お昼から看護師さんが薬を投与してくれた。面白いのは、僕の名前が印刷された個別パッケージで薬が届くこと。普通にまとめて持ってきてくれればいいのに、わざわざ印刷してパッケージにする。この印刷代もかかるよなぁって。私立病院らしい。
病院の中を観察していると、階級のようなものが見えてくる。血圧を測る看護師と、注射や投薬をする看護師では服装が違う。先生を取り巻くようにスタッフが配置されている。
点滴の装置が頻繁にアラームを鳴らすので、何度も看護師さんを呼んでしまった。タイでは10時間と設定したらちょうどその時間で終わるように機械が調整してくれる。医療技術のレベルは本当に高い。
午後、腎臓の詳しい検査をすることになった。
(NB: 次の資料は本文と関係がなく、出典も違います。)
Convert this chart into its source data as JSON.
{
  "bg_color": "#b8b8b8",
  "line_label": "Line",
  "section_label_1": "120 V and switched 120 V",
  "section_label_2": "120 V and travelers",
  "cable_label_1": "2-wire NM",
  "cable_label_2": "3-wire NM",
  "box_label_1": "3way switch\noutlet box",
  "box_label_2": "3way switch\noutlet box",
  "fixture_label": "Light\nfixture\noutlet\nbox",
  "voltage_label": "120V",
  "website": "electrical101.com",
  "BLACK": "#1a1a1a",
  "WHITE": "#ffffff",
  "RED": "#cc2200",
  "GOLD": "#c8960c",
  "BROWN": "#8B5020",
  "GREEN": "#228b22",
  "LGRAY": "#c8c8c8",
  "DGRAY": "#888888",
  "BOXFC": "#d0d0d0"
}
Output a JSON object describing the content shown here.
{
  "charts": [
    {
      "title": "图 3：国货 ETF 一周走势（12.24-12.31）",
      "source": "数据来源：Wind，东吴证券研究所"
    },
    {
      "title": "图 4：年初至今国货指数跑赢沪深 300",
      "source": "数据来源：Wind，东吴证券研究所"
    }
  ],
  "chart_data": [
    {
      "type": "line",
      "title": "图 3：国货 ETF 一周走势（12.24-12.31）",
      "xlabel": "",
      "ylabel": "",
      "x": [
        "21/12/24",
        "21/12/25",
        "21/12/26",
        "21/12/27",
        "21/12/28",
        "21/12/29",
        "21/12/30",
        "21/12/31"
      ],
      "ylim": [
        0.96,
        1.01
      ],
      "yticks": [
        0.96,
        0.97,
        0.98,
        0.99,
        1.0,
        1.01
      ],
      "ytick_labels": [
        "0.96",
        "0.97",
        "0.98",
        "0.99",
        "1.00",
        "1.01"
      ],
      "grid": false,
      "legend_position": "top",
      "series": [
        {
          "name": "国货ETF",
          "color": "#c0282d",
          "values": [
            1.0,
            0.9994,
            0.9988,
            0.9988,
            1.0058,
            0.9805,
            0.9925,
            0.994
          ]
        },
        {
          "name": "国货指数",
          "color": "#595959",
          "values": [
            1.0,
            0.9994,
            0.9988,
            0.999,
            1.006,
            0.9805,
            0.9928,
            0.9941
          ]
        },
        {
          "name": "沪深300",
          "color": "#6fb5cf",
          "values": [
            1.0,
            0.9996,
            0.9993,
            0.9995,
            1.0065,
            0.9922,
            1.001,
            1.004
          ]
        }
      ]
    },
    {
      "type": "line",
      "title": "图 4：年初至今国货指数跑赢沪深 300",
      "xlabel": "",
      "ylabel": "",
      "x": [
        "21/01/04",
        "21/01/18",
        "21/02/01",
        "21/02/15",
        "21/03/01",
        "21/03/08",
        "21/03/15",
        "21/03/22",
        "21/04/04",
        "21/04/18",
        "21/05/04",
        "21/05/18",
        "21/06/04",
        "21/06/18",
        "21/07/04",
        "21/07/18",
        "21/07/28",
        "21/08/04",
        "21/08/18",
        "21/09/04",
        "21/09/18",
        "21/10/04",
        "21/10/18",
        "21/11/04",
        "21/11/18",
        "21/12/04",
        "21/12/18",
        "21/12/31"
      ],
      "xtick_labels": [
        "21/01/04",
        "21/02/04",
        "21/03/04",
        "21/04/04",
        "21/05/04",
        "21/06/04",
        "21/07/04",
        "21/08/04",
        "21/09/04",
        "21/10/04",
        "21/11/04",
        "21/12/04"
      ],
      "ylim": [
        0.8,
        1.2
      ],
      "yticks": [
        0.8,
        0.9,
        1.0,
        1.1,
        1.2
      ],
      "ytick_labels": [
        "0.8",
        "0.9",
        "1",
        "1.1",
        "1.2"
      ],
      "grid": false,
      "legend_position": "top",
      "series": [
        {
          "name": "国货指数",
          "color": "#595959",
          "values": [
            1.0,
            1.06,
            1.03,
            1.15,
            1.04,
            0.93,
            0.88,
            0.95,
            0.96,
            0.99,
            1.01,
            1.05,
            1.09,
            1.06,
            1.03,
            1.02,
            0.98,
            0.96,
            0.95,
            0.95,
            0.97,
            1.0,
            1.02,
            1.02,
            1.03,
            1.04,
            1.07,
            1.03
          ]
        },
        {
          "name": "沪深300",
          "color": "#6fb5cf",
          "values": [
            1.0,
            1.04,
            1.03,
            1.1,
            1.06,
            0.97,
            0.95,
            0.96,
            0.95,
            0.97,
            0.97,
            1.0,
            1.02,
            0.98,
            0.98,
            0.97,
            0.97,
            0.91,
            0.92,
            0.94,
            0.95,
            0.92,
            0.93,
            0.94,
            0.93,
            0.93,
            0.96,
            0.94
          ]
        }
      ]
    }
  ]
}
車椅子に乗せられて検査場へ。普通に歩いていけるのに、これも料金に含まれるんだろうなって思った。検査室で服を脱がされて、膀胱に尿がしっかり溜まっているかと、腎臓に異常がないかをエコーで見る検査だった。膀胱の下まで降ろされて正直恥ずかしかったけど、医者からしてみれば人間のパーツでしかないんだろうなって思う。
「明日退院できそうかな?」と聞いたら、「下痢もあるからわからないね」とのこと。パソコンも荷物もホステルに置きっぱなし。なんとか明日は帰りたい。
病院食と、孤独と

夜ご飯はチキン入りのおかゆ。味は中の下くらい。The病院食という感じ。だけど、これも良い経験だなって思う。
普段なにもなく、病気もなく、普通に生きられるということがどれだけ特別でありがたいことなのか。普通に過ごせた1日は、本当にすごいことなんだ。体調を崩すたびに、そう思う。

夜中、何度も大量の汗をかいて目が覚めた。タオルで拭いては寝て、ORSを飲んで、また汗をかいて拭いての繰り返し。昔、病気になったときにお母さんとおばあちゃんがシーツを替えてくれたり、背中を拭いてくれたのを思い出した。今は一人でやらないといけない。病気になったときに、孤独を感じる。でも、この孤独は乗り越えなければいけない。
看護師さんが夜に点滴で抗生物質(セフトリアキソンという第三世代セフェム系の抗菌薬)を入れてくれた。飲み薬としてはドキシサイクリン(感染症の治療に使われる抗生物質)も処方された。終わった生理食塩水も交換してくれた。熱は昨日よりも確実に良くなっている。少しずつ、回復に向かっている。